TLDR
- Betfred owner Fred Done moved his property group to Jersey in March, ahead of the UK’s inheritance tax changes on family businesses
- Done and his brother paid £400 million in tax last year, making them the biggest individual UK taxpayers in 2025
- Sky Bet already moved commercial operations to Malta, reportedly saving around £55 million in UK tax per year
- Remote Gaming Duty on online casino games jumps from 21% to 40% in April 2026, with sports betting duty rising from 15% to 25% in 2027
- Betfred warns that 300 of its 1,273 UK betting shops were already loss-making before the budget changes
Fred Done, the billionaire owner of Betfred, moved his property group to Jersey in March 2026. The move came less than two weeks before UK Chancellor Rachel Reeves removed the inheritance tax exemption for family-owned businesses.
Lawyers told The Telegraph that the restructuring, which places ownership under a trust, could save tens of millions in inheritance tax. The move relates to Done’s property interests rather than Betfred’s gambling operations directly.
Done and his brother Peter paid £400 million in tax last year. Half of that came from gambling duty on their Betfred empire. That made them the largest individual UK taxpayers in 2025.
The move comes as UK gambling operators face a much tougher tax environment. Reeves’ autumn budget raised Remote Gaming Duty on online casino games from 21% to 40%, effective April 2026.
The online sports betting duty will also increase from 15% to 25% starting in April 2027. The Chancellor projects these changes will bring in more than £1 billion per year by 2031.
Sky Bet’s Malta Move Set the Template
Betfred is not the first major UK gambling brand to look offshore. Sky Bet, owned by Flutter Entertainment, created a new entity called SBG Sports Limited in Malta in late 2025.
The company began moving its commercial and marketing functions there. Analysts at Tax Policy Associates estimate this could save Sky Bet about £55 million in UK tax each year.
Flutter said the move was about operational efficiency and that Sky Bet would continue paying UK corporation tax on profits. Critics were not convinced.
Former Prime Minister Gordon Brown called on the Treasury Select Committee to investigate. Tax Policy Associates analyst Dan Neidle described the VAT arrangement as “improper,” a label Flutter disputes.
When Liberal Democrat leader Ed Davey asked Prime Minister Keir Starmer whether the government would act to stop gambling companies moving profits offshore, Starmer did not respond.
Sky Bet’s marketing spend in 2024 was £135 million.

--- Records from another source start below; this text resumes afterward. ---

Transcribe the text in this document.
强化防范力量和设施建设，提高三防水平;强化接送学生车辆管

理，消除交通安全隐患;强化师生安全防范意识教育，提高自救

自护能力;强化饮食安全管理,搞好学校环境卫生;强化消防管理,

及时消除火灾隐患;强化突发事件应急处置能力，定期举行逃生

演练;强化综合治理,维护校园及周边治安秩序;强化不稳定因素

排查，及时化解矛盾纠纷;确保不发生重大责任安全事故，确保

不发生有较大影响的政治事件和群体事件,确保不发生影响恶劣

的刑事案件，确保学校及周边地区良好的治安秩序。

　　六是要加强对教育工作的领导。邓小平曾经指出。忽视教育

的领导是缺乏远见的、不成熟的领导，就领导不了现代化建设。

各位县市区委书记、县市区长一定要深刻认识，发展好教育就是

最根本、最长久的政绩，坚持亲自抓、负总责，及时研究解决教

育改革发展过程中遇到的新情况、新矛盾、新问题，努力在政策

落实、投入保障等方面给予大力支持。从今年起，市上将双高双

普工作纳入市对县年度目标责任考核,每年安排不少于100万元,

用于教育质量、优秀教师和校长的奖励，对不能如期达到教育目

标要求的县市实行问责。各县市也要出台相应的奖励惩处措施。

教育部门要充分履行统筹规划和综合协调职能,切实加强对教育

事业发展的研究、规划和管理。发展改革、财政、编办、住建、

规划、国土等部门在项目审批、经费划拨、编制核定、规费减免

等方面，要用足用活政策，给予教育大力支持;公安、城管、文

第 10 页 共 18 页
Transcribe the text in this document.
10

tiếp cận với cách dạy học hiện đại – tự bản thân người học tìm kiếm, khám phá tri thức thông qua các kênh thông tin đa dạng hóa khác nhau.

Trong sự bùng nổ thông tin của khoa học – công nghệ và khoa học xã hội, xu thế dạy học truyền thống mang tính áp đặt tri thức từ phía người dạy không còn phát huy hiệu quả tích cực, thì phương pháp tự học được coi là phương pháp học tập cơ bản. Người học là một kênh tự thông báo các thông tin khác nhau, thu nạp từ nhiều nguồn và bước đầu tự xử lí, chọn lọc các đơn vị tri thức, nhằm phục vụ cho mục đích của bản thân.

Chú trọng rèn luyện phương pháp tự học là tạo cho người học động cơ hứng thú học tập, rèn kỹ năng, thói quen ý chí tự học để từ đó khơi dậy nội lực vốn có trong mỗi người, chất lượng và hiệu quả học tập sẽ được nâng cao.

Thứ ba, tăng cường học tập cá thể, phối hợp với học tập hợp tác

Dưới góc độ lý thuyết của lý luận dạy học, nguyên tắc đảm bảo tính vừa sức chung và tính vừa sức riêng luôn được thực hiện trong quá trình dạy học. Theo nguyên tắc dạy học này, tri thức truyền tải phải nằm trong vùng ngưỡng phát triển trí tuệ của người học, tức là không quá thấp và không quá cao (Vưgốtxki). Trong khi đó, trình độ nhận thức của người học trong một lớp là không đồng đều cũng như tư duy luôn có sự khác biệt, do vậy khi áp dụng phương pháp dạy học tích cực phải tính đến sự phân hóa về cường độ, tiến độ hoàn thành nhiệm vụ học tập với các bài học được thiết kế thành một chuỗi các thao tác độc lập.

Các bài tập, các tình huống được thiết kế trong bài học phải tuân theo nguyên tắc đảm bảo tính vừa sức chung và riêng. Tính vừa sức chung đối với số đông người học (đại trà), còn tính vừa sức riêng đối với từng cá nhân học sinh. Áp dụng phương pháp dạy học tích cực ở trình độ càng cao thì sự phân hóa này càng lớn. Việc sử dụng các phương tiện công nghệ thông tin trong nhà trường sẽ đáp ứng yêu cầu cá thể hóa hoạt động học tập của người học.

Betfred is a comparably sized operator. At that scale, even small differences in tax treatment can lead to large savings.
The Financial Pressure on UK Operators
Flutter projected a pre-mitigation hit of about £230 million to its earnings in 2026 due to the tax changes. In 2027, that figure rises to £540 million.
Flutter’s UK and Ireland chief executive Kevin Harrington said the UK’s remote gaming duty is now above countries like the Netherlands, where a recent tax increase led to a rise in illegal gambling and a fall in government receipts.
Fred Done has spent the past year arguing that taxing UK operators too heavily will push customers toward unregulated offshore alternatives. He told the BBC in October that there are “plenty of bookmakers offshore who happen to take the bets, who don’t pay anything to this country.”
Betfred chief executive Joanne Whittaker said she was “stupid and naive” to think the company’s high street betting shops would be protected from tax rises. She said there are “people in the Treasury who don’t understand our business.”
Betfred has about 1,273 UK betting shops. Done warned that 300 were already loss-making before the budget. He said a tax rise could make the entire retail operation unviable, potentially resulting in 7,500 job losses.
Britain’s high street betting sector has been shrinking for years, falling from almost 10,000 shops in 2017 to about 6,668 today. Operators have been using online revenues to keep loss-making retail shops open, but the new tax rates on digital operations put that model under pressure.